Rajan unveils his first monetary-policy decision this week after becoming governor on Sept. 4 and inheriting interest-rate increases from July aimed at aiding the currency. He’s pledged to contain inflation expectations and stepped up efforts to boost foreign-exchange reserves, prompting a climb in the rupee that’s pared its drop versus the dollar in 2013 to 12.5 percent.
“Monetary tightening can’t be reversed until we start seeing a consistent decline in inflationary pressures,” said Rupa Rege Nitsure, an economist at Bank of Baroda in Mumbai. “India has entered a stagflationary phase.”

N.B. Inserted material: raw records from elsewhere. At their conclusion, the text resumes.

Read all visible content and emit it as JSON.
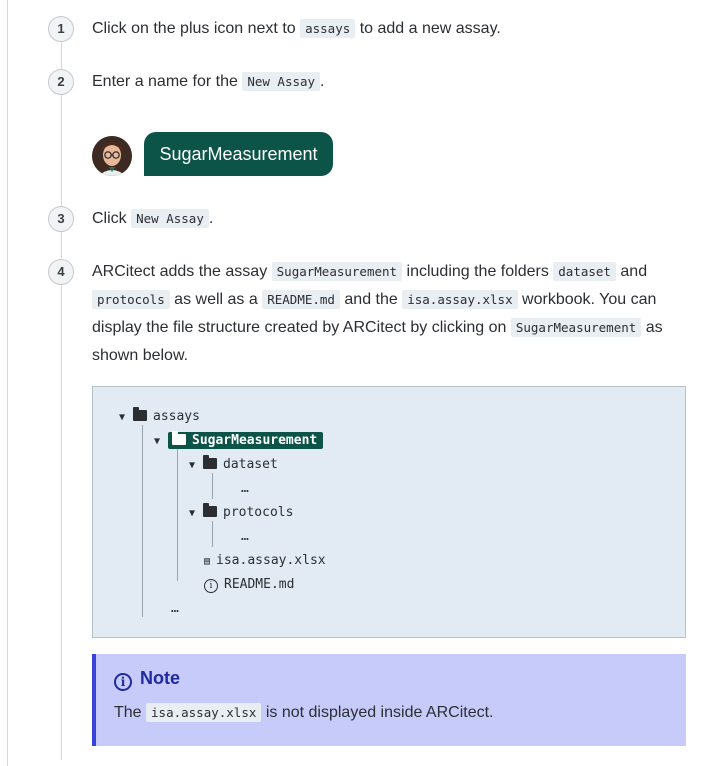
{
  "steps": [
    {
      "num": "1",
      "parts": [
        "Click on the plus icon next to ",
        "assays",
        " to add a new assay."
      ]
    },
    {
      "num": "2",
      "parts": [
        "Enter a name for the ",
        "New Assay",
        "."
      ]
    },
    {
      "num": "3",
      "parts": [
        "Click ",
        "New Assay",
        "."
      ]
    },
    {
      "num": "4",
      "parts": [
        "ARCitect adds the assay ",
        "SugarMeasurement",
        " including the folders ",
        "dataset",
        " and ",
        "protocols",
        " as well as a ",
        "README.md",
        " and the ",
        "isa.assay.xlsx",
        " workbook. You can display the file structure created by ARCitect by clicking on ",
        "SugarMeasurement",
        " as shown below."
      ]
    }
  ],
  "chat": {
    "bubble_text": "SugarMeasurement"
  },
  "tree": {
    "root": "assays",
    "child": "SugarMeasurement",
    "dataset": "dataset",
    "protocols": "protocols",
    "ellipsis": "…",
    "xlsx": "isa.assay.xlsx",
    "readme": "README.md"
  },
  "note": {
    "title": "Note",
    "parts": [
      "The ",
      "isa.assay.xlsx",
      " is not displayed inside ARCitect."
    ]
  },
  "icons": {
    "note": "info-icon",
    "folder": "folder-icon",
    "file": "excel-file-icon",
    "readme": "info-circle-icon"
  }
}
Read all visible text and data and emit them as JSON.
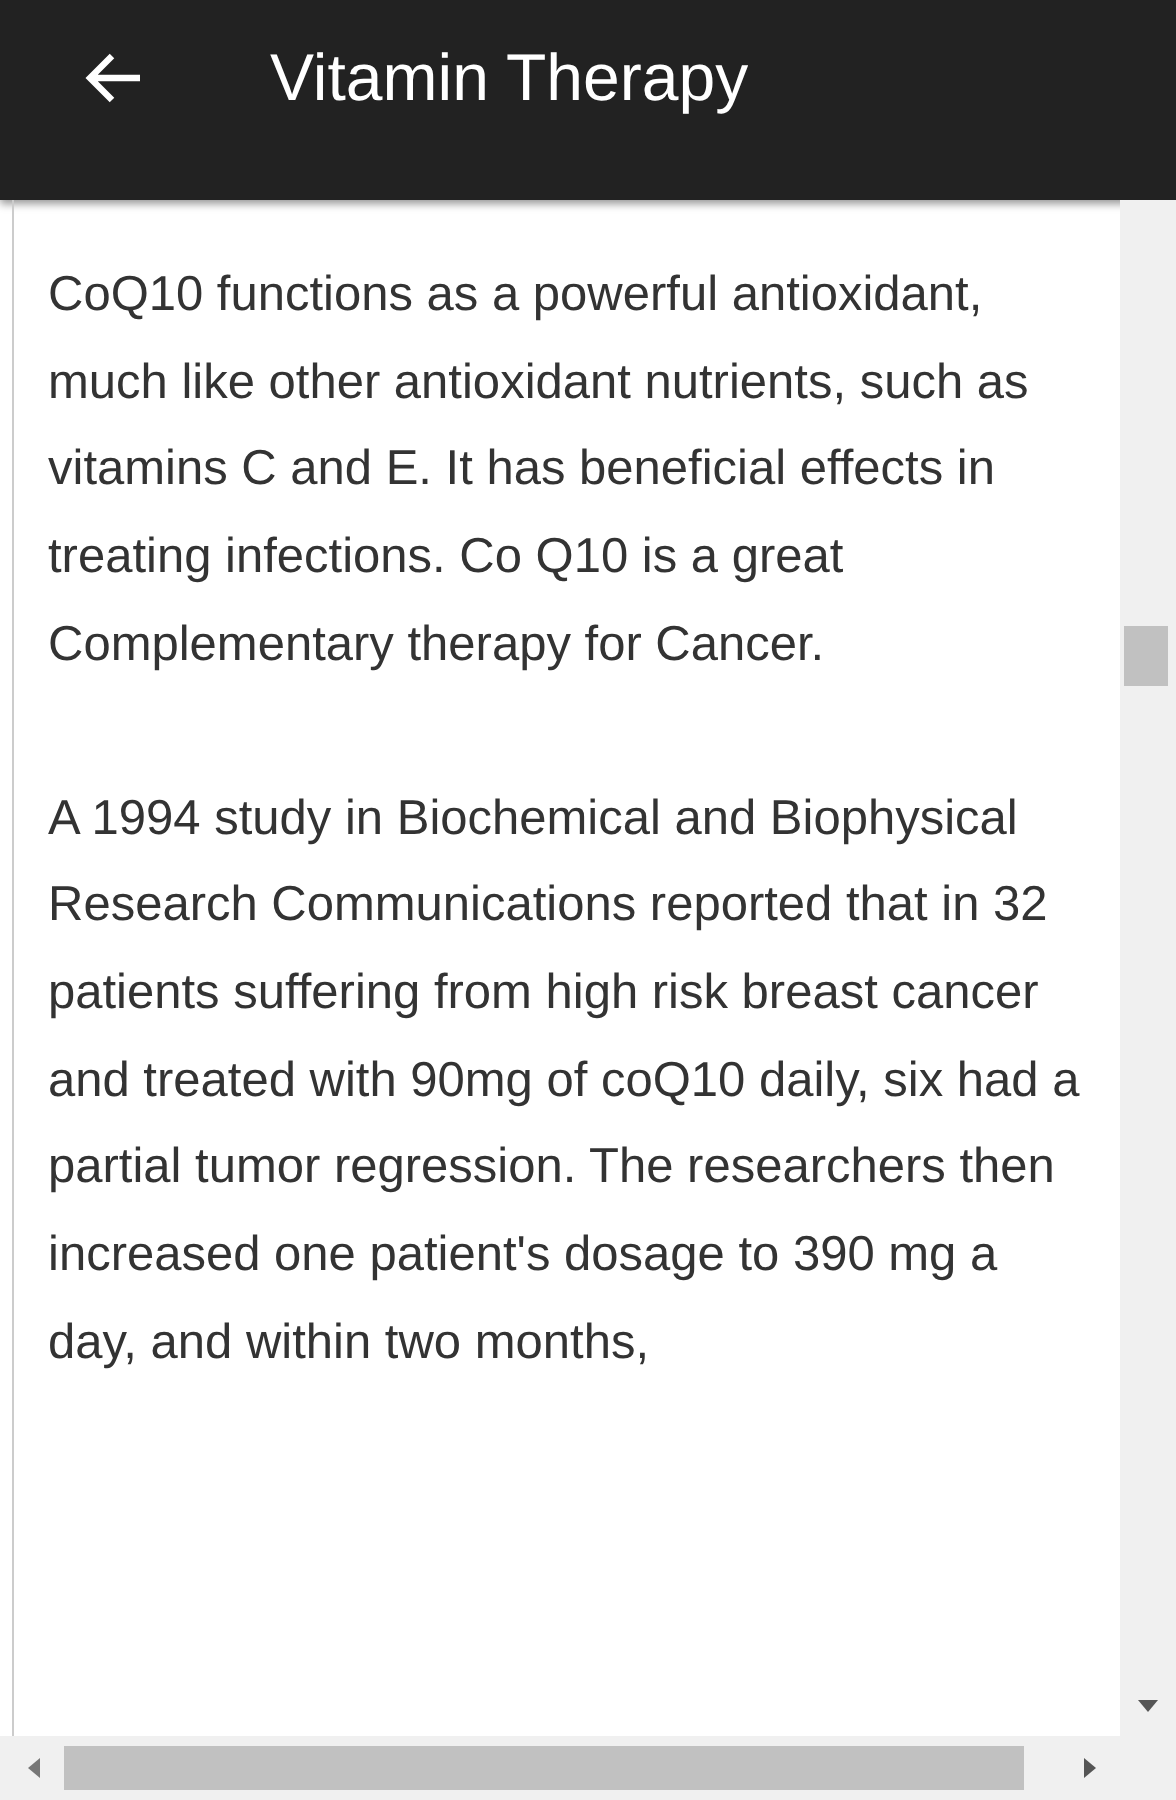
{
  "app_bar": {
    "title": "Vitamin Therapy"
  },
  "content": {
    "paragraphs": [
      "CoQ10 functions as a powerful antioxidant, much like other antioxidant nutrients, such as vitamins C and E. It has beneficial effects in treating infections. Co Q10 is a great Complementary therapy for Cancer.",
      "A 1994 study in Biochemical and Biophysical Research Communications reported that in 32 patients suffering from high risk breast cancer and treated with 90mg of coQ10 daily, six had a partial tumor regression. The researchers then increased one patient's dosage to 390 mg a day, and within two months,"
    ]
  }
}
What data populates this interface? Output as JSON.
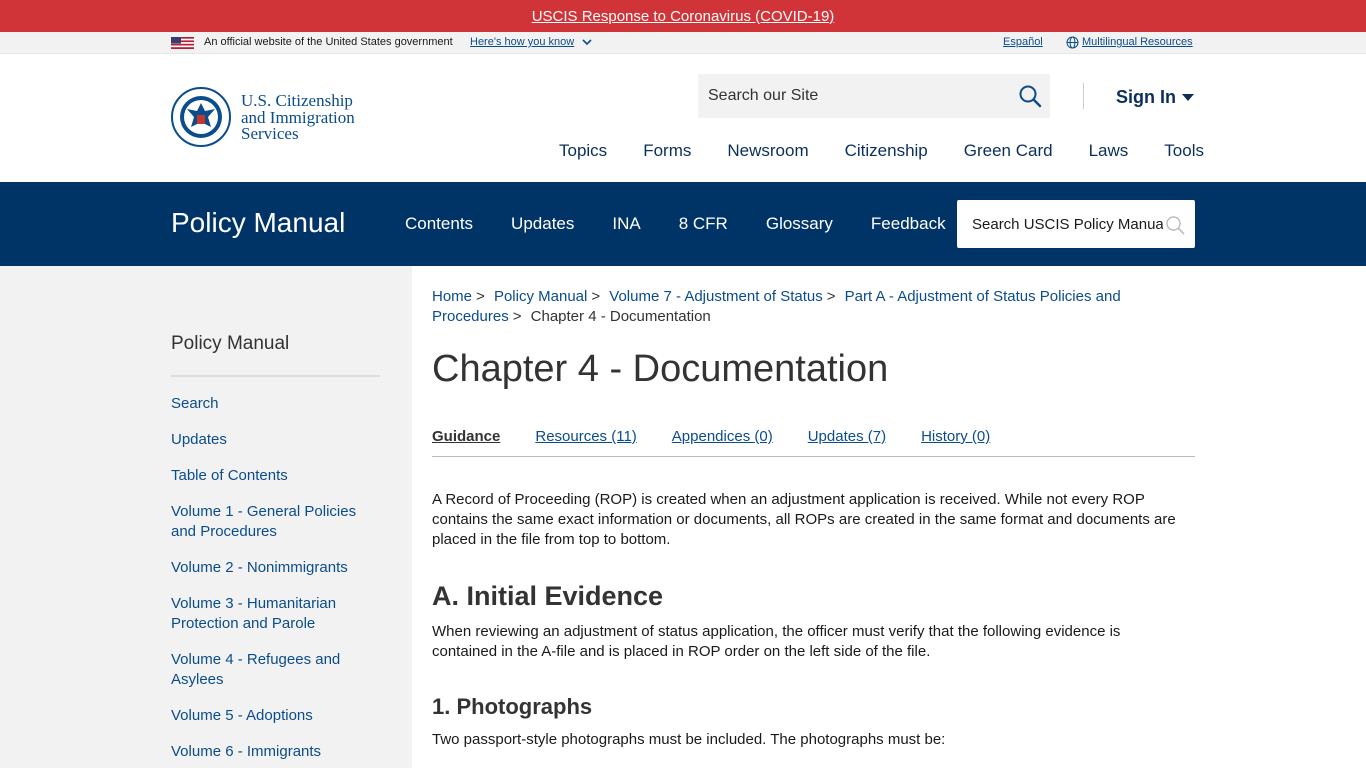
{
  "alert": {
    "text": "USCIS Response to Coronavirus (COVID-19)"
  },
  "gov_banner": {
    "official": "An official website of the United States government",
    "how": "Here's how you know",
    "espanol": "Español",
    "multilingual": "Multilingual Resources"
  },
  "header": {
    "logo_line1": "U.S. Citizenship",
    "logo_line2": "and Immigration",
    "logo_line3": "Services",
    "search_placeholder": "Search our Site",
    "signin": "Sign In",
    "nav": [
      "Topics",
      "Forms",
      "Newsroom",
      "Citizenship",
      "Green Card",
      "Laws",
      "Tools"
    ]
  },
  "policy_bar": {
    "title": "Policy Manual",
    "nav": [
      "Contents",
      "Updates",
      "INA",
      "8 CFR",
      "Glossary",
      "Feedback"
    ],
    "search_placeholder": "Search USCIS Policy Manual"
  },
  "sidebar": {
    "title": "Policy Manual",
    "items": [
      "Search",
      "Updates",
      "Table of Contents",
      "Volume 1 - General Policies and Procedures",
      "Volume 2 - Nonimmigrants",
      "Volume 3 - Humanitarian Protection and Parole",
      "Volume 4 - Refugees and Asylees",
      "Volume 5 - Adoptions",
      "Volume 6 - Immigrants"
    ]
  },
  "breadcrumb": {
    "items": [
      "Home",
      "Policy Manual",
      "Volume 7 - Adjustment of Status",
      "Part A - Adjustment of Status Policies and Procedures"
    ],
    "current": "Chapter 4 - Documentation"
  },
  "main": {
    "title": "Chapter 4 - Documentation",
    "tabs": [
      "Guidance",
      "Resources (11)",
      "Appendices (0)",
      "Updates (7)",
      "History (0)"
    ],
    "intro": "A Record of Proceeding (ROP) is created when an adjustment application is received. While not every ROP contains the same exact information or documents, all ROPs are created in the same format and documents are placed in the file from top to bottom.",
    "section_a_title": "A. Initial Evidence",
    "section_a_text": "When reviewing an adjustment of status application, the officer must verify that the following evidence is contained in the A-file and is placed in ROP order on the left side of the file.",
    "section_1_title": "1. Photographs",
    "section_1_text": "Two passport-style photographs must be included. The photographs must be:"
  },
  "colors": {
    "alert_red": "#d13438",
    "navy": "#003366",
    "link_blue": "#0b4c8c",
    "sidebar_gray": "#f2f2f2"
  },
  "icons": [
    "us-flag-icon",
    "chevron-down-icon",
    "globe-icon",
    "dhs-seal-icon",
    "search-icon",
    "caret-down-icon"
  ]
}
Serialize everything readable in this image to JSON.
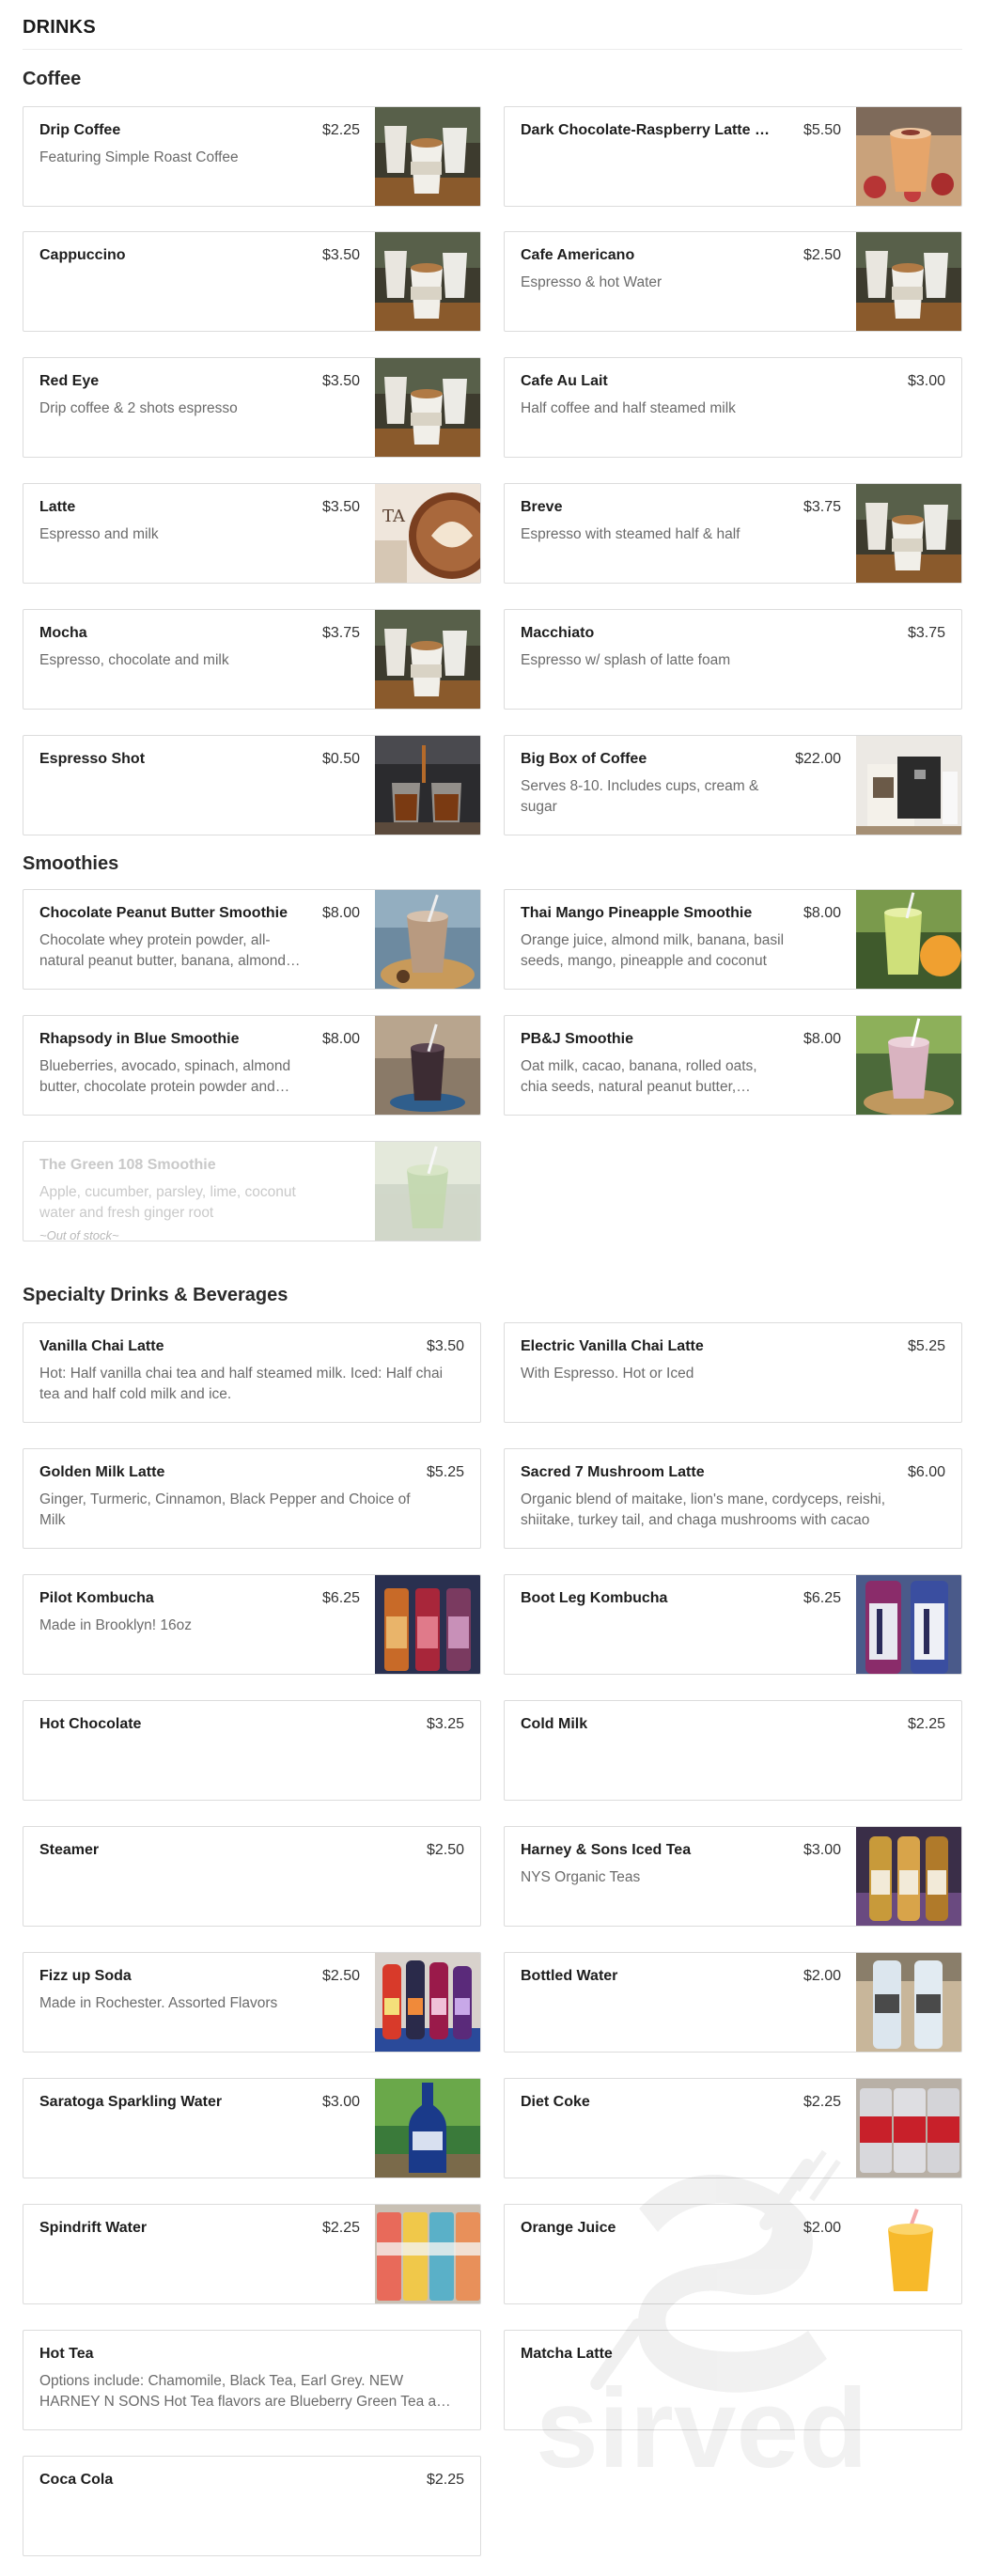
{
  "menu": {
    "title": "DRINKS",
    "sections": {
      "coffee": "Coffee",
      "smoothies": "Smoothies",
      "specialty": "Specialty Drinks & Beverages"
    },
    "items": {
      "drip_coffee": {
        "name": "Drip Coffee",
        "price": "$2.25",
        "desc": "Featuring Simple Roast Coffee"
      },
      "dark_chocolate_raspberry": {
        "name": "Dark Chocolate-Raspberry Latte with Espresso",
        "price": "$5.50",
        "desc": ""
      },
      "cappuccino": {
        "name": "Cappuccino",
        "price": "$3.50",
        "desc": ""
      },
      "cafe_americano": {
        "name": "Cafe Americano",
        "price": "$2.50",
        "desc": "Espresso & hot Water"
      },
      "red_eye": {
        "name": "Red Eye",
        "price": "$3.50",
        "desc": "Drip coffee & 2 shots espresso"
      },
      "cafe_au_lait": {
        "name": "Cafe Au Lait",
        "price": "$3.00",
        "desc": "Half coffee and half steamed milk"
      },
      "latte": {
        "name": "Latte",
        "price": "$3.50",
        "desc": "Espresso and milk"
      },
      "breve": {
        "name": "Breve",
        "price": "$3.75",
        "desc": "Espresso with steamed half & half"
      },
      "mocha": {
        "name": "Mocha",
        "price": "$3.75",
        "desc": "Espresso, chocolate and milk"
      },
      "macchiato": {
        "name": "Macchiato",
        "price": "$3.75",
        "desc": "Espresso w/ splash of latte foam"
      },
      "espresso_shot": {
        "name": "Espresso Shot",
        "price": "$0.50",
        "desc": ""
      },
      "big_box": {
        "name": "Big Box of Coffee",
        "price": "$22.00",
        "desc": "Serves 8-10. Includes cups, cream & sugar"
      },
      "cpb_smoothie": {
        "name": "Chocolate Peanut Butter Smoothie",
        "price": "$8.00",
        "desc": "Chocolate whey protein powder, all-natural peanut butter, banana, almond milk and ice"
      },
      "thai_mango": {
        "name": "Thai Mango Pineapple Smoothie",
        "price": "$8.00",
        "desc": "Orange juice, almond milk, banana, basil seeds, mango, pineapple and coconut"
      },
      "rhapsody": {
        "name": "Rhapsody in Blue Smoothie",
        "price": "$8.00",
        "desc": "Blueberries, avocado, spinach, almond butter, chocolate protein powder and almond milk"
      },
      "pbj": {
        "name": "PB&J Smoothie",
        "price": "$8.00",
        "desc": "Oat milk, cacao, banana, rolled oats, chia seeds, natural peanut butter, strawberries"
      },
      "green_108": {
        "name": "The Green 108 Smoothie",
        "price": "",
        "desc": "Apple, cucumber, parsley, lime, coconut water and fresh ginger root",
        "stock": "~Out of stock~"
      },
      "vanilla_chai": {
        "name": "Vanilla Chai Latte",
        "price": "$3.50",
        "desc": "Hot: Half vanilla chai tea and half steamed milk. Iced: Half chai tea and half cold milk and ice."
      },
      "electric_chai": {
        "name": "Electric Vanilla Chai Latte",
        "price": "$5.25",
        "desc": "With Espresso. Hot or Iced"
      },
      "golden_milk": {
        "name": "Golden Milk Latte",
        "price": "$5.25",
        "desc": "Ginger, Turmeric, Cinnamon, Black Pepper and Choice of Milk"
      },
      "sacred_mushroom": {
        "name": "Sacred 7 Mushroom Latte",
        "price": "$6.00",
        "desc": "Organic blend of maitake, lion's mane, cordyceps, reishi, shiitake, turkey tail, and chaga mushrooms with cacao"
      },
      "pilot_kombucha": {
        "name": "Pilot Kombucha",
        "price": "$6.25",
        "desc": "Made in Brooklyn! 16oz"
      },
      "bootleg_kombucha": {
        "name": "Boot Leg Kombucha",
        "price": "$6.25",
        "desc": ""
      },
      "hot_chocolate": {
        "name": "Hot Chocolate",
        "price": "$3.25",
        "desc": ""
      },
      "cold_milk": {
        "name": "Cold Milk",
        "price": "$2.25",
        "desc": ""
      },
      "steamer": {
        "name": "Steamer",
        "price": "$2.50",
        "desc": ""
      },
      "harney_iced": {
        "name": "Harney & Sons Iced Tea",
        "price": "$3.00",
        "desc": "NYS Organic Teas"
      },
      "fizz_soda": {
        "name": "Fizz up Soda",
        "price": "$2.50",
        "desc": "Made in Rochester. Assorted Flavors"
      },
      "bottled_water": {
        "name": "Bottled Water",
        "price": "$2.00",
        "desc": ""
      },
      "saratoga": {
        "name": "Saratoga Sparkling Water",
        "price": "$3.00",
        "desc": ""
      },
      "diet_coke": {
        "name": "Diet Coke",
        "price": "$2.25",
        "desc": ""
      },
      "spindrift": {
        "name": "Spindrift Water",
        "price": "$2.25",
        "desc": ""
      },
      "orange_juice": {
        "name": "Orange Juice",
        "price": "$2.00",
        "desc": ""
      },
      "hot_tea": {
        "name": "Hot Tea",
        "price": "",
        "desc": "Options include: Chamomile, Black Tea, Earl Grey. NEW HARNEY N SONS Hot Tea flavors are Blueberry Green Tea and Peach"
      },
      "matcha": {
        "name": "Matcha Latte",
        "price": "",
        "desc": ""
      },
      "coca_cola": {
        "name": "Coca Cola",
        "price": "$2.25",
        "desc": ""
      }
    }
  },
  "watermark": {
    "text": "sirved"
  },
  "colors": {
    "border": "#dcdcdc",
    "muted_text": "#6b6b6b",
    "out_of_stock": "#c9c9c9"
  }
}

The rupee, up 4.6 percent this month, pared gains after the release and ended the day 1 percent higher at 62.845 per dollar in Mumbai. The S&P BSE Sensex stock index rose 0.1 percent. The yield on the 7.16 percent bond due May 2023 fell to 8.43 percent from 8.49 percent on Sept. 13.
The dollar weakened against major peers as former Treasury Secretary Lawrence Summers withdrew his bid to become U.S. Federal Reserve chairman. Summers would have tightened policy more than Janet Yellen, who is among the front-runners to replace Ben S. Bernanke, a Bloomberg Global Poll showed.
India’s current-account gap and slowing economic growth left it vulnerable to the capital flight from emerging markets triggered by the prospect of reduced U.S. monetary stimulus.
Prime Minister Manmohan Singh’s economic advisory body last week said the nation’s monetary stance must continue until the rupee stabilizes. Policy easing is possible subsequently if wholesale inflation moderates, it said.
Every 10 percent decline in the rupee adds as much as 80 basis points to wholesale inflation, according to Nomura Holdings Inc.
Food prices climbed 18.2 percent in August from a year earlier, with onion costs surging 245 percent, today’s report showed. Fuel and power jumped 11.3 percent. Non-food manufactured goods prices, a measure of core inflation, advanced 1.97 percent after a 2.33 percent gain in July, according to Bloomberg calculations based on the data.
The RBI raised two interest rates in July to increase shorter term borrowing costs and capped cash injections into the banking system, seeking to curb the supply of rupees.
The benchmark repurchase rate was left unchanged after cuts earlier in 2013. Rajan will keep it at 7.25 percent at the Sept. 20 review, Standard Chartered Plc and Morgan Stanley said.
The governor on Sept. 4 announced a plan to provide concessional swaps for banks’ foreign-currency deposits, a move that will boost foreign reserves by $10 billion, according to Bank of America Merrill Lynch.
Rajan delayed the September review to follow the Fed’s meeting. The U.S. monetary authority will probably trim its monthly bond-buying program by $10 billion to $75 billion this week, a separate survey of economists showed.
Singh is striving to revive investment, tame price pressures and woo fund inflows before elections due by May. Slower expansion imperils the nation’s fight against poverty.
A separate gauge of inflation based on consumer prices rose 9.52 percent last month from a year earlier.
The government has raised taxes on gold imports and eased curbs on investment from abroad to bolster Asia’s No. 3 economy. It predicts the current-account gap will narrow to about $70 billion in the fiscal year ending March 2014 from a record $87.8 billion in the previous 12-month period.
Banks from HSBC Holdings Plc to Goldman Sachs Group Inc. have lowered their growth projections for India following the RBI’s moves in July. Both expect 4 percent expansion in 2013-2014. The average in the past decade is about 8 percent.